The coming political scene

A friend asked whether I thought the Laffer Curve, beloved of many Republicans, had any use in the real world.

It's somewhat possible that Laffer applies to corporate income taxes, but only because multinationals can choose when to repatriate income and hence wait for tax rates to change. I agree there's no evidence it ever applied domestically, even back in the 50's when the top rate was 91%.

At this point, we have the Republicans who are quite skilled at campaigning but utterly incompetent at governing, and the Democrats who are surprisingly good at governing but can't campaign their way out of a shoebox. You may not like what the recent Congress did, but the Dems delivered on their major campaign promises, including the biggest healthcare and banking laws in a generation. If they had run on their record rather than running away from it, they might well have won.

I'm kind of scratching my head about what the Reps will do now, since a War on Arithmetic is a lot easier when you're in opposition than when you're supposed to be governing. Needless to say, you can't cut taxes, balance the budget, and not cut any large programs all at the same time, but that's exactly what the WoA promises.

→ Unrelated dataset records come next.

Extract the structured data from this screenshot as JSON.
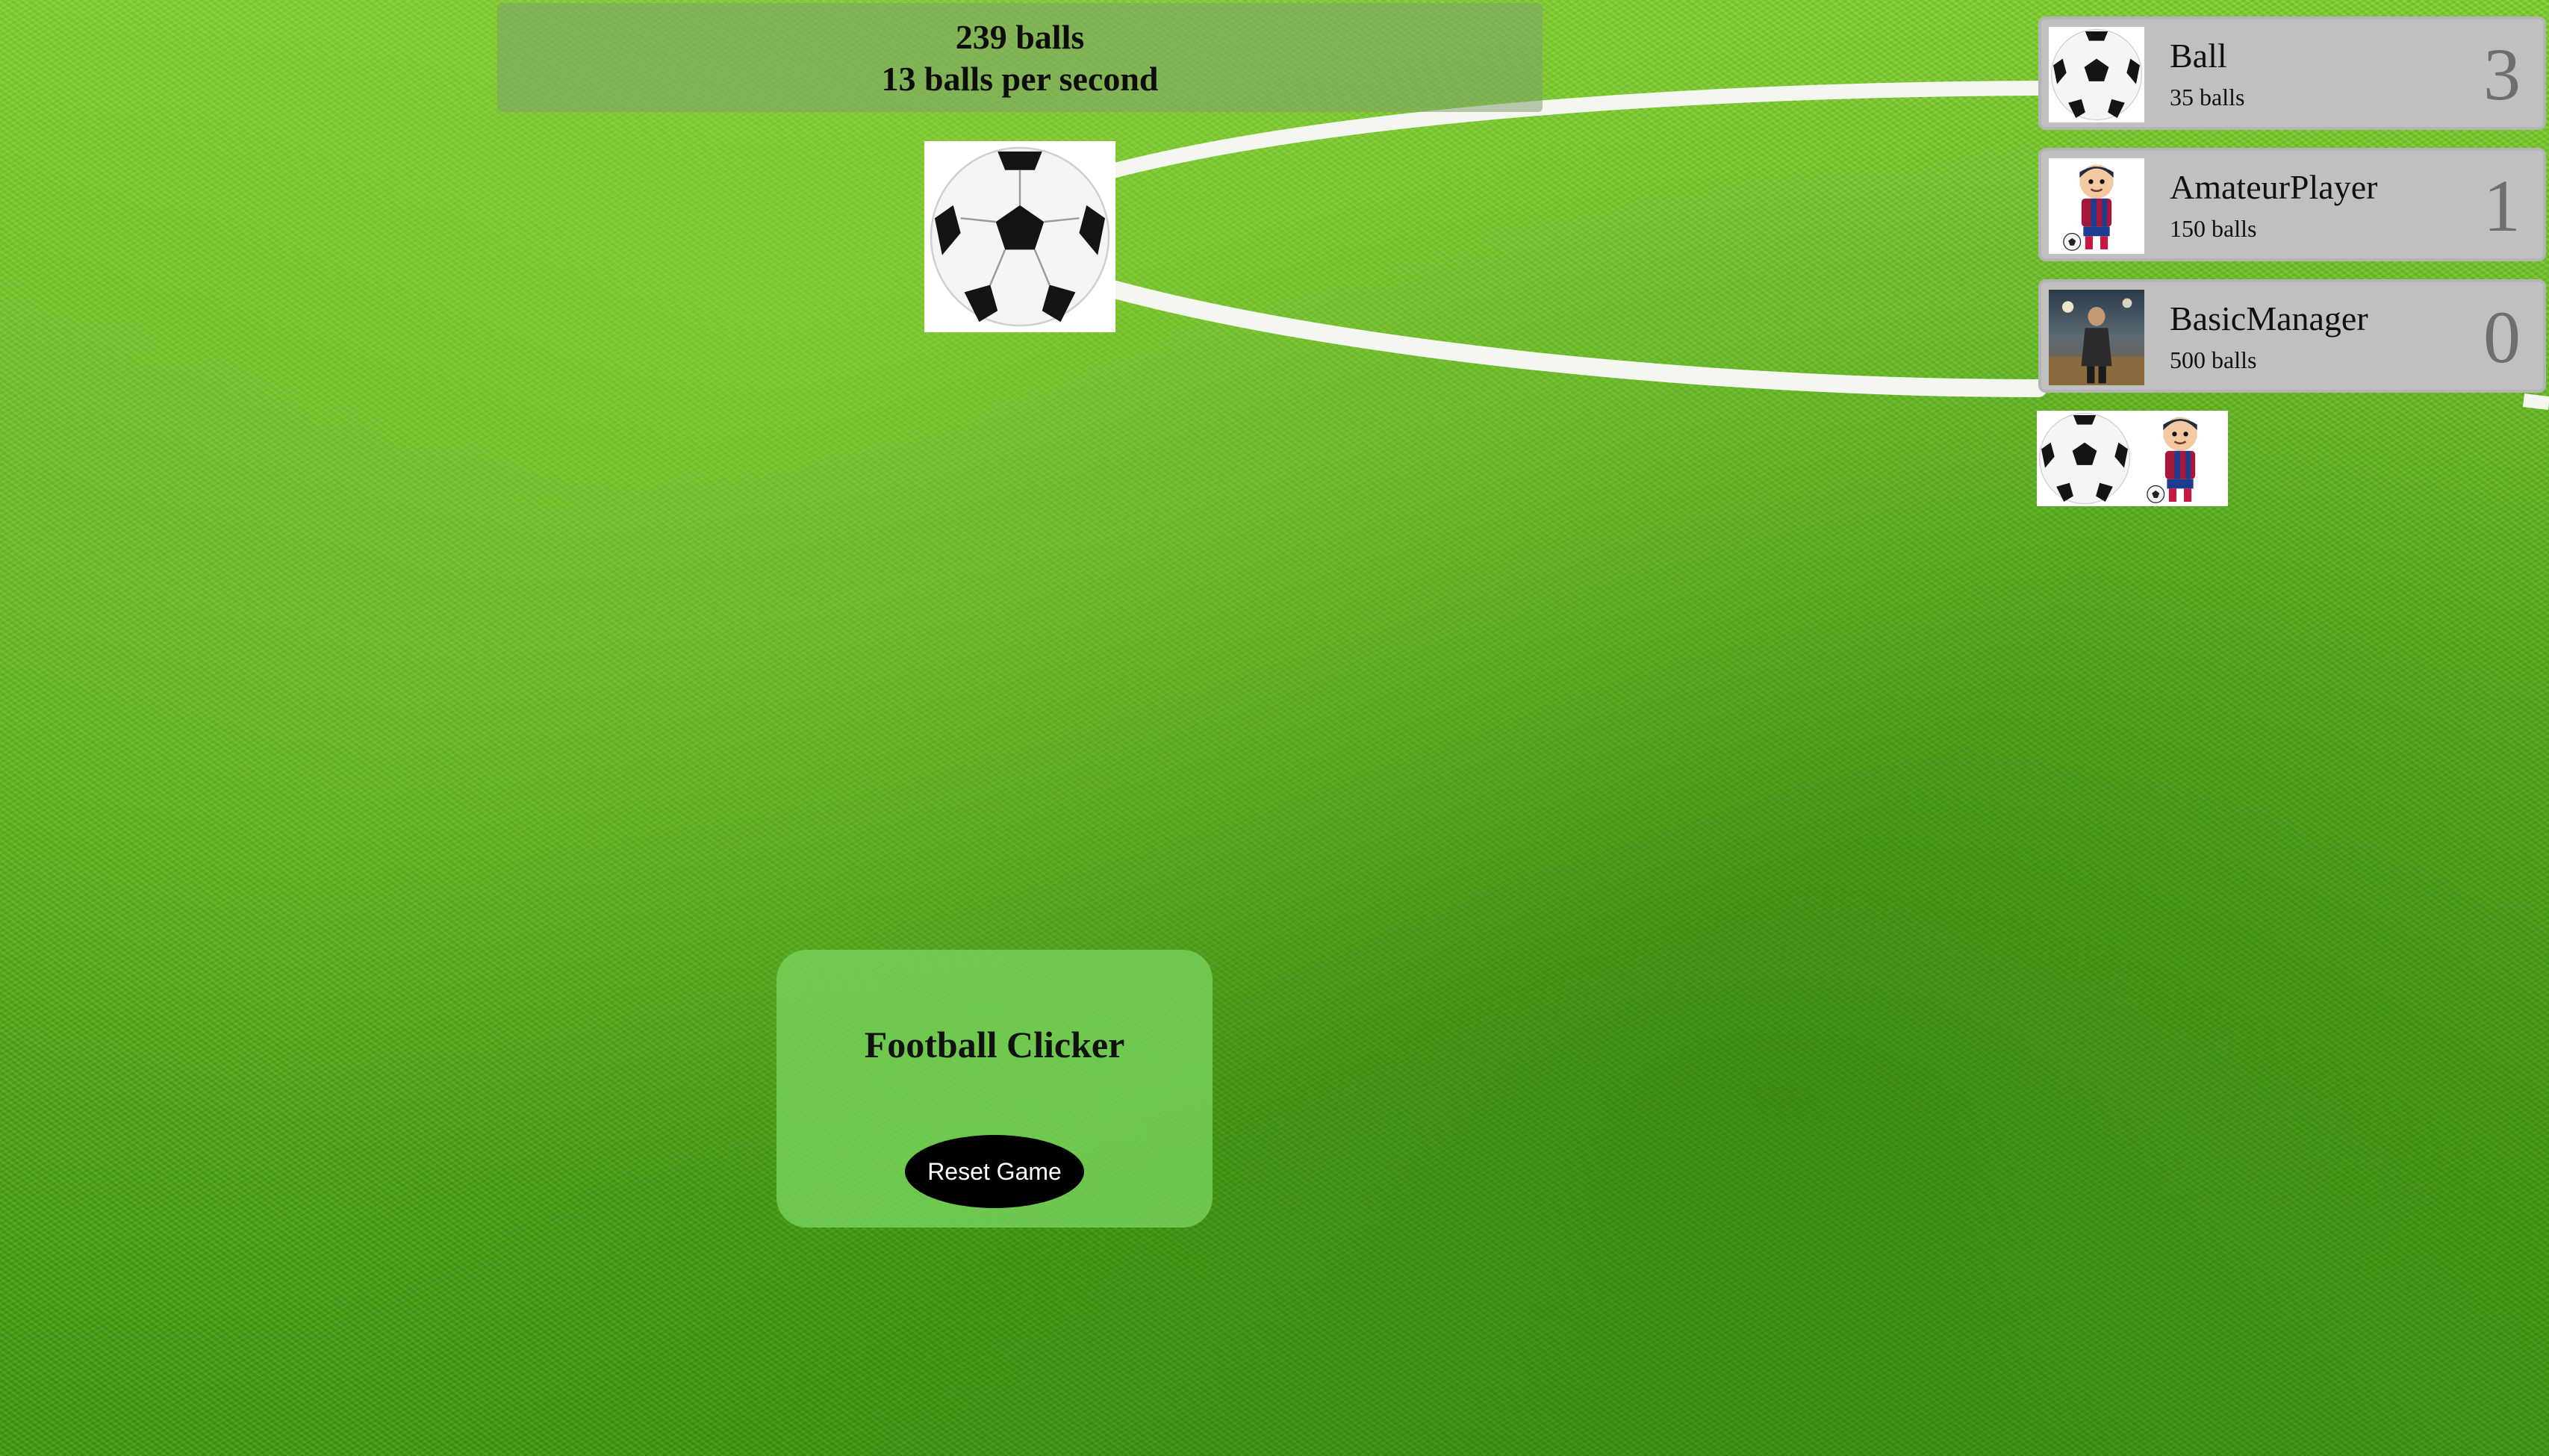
{
  "game": {
    "balls_text": "239 balls",
    "rate_text": "13 balls per second",
    "title": "Football Clicker",
    "reset_label": "Reset Game",
    "main_clicker_icon": "soccer-ball"
  },
  "upgrades": [
    {
      "name": "Ball",
      "cost": "35 balls",
      "count": "3",
      "icon": "soccer-ball"
    },
    {
      "name": "AmateurPlayer",
      "cost": "150 balls",
      "count": "1",
      "icon": "cartoon-player"
    },
    {
      "name": "BasicManager",
      "cost": "500 balls",
      "count": "0",
      "icon": "manager-photo"
    }
  ],
  "owned": [
    "soccer-ball",
    "cartoon-player"
  ],
  "colors": {
    "grass": "#5cb51c",
    "panel": "#c0c0c0",
    "title_card": "#78d25a",
    "button": "#000000"
  }
}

We'll probably see what happens when the debt limit comes up for a vote in the spring. The whole idea of a debt limit is stupid, since the debt is purely the result of the tax and spending decisions already made, and no other country has one, but of course stupid is no barrier to action these days. If the tea party types carry through with their promise to vote against it, that makes it fairly likely that the Treasury will, if not outright default on maturing T-bills and notes, pay them late since the pots of money they shuffled around to prevent that during the 1994 shutdown are apparently empty now.

Any hint of default on US debt would cause earthquakes on Wall Street, and the Tea Party's plutocratic masters won't like that. I can hardly wait.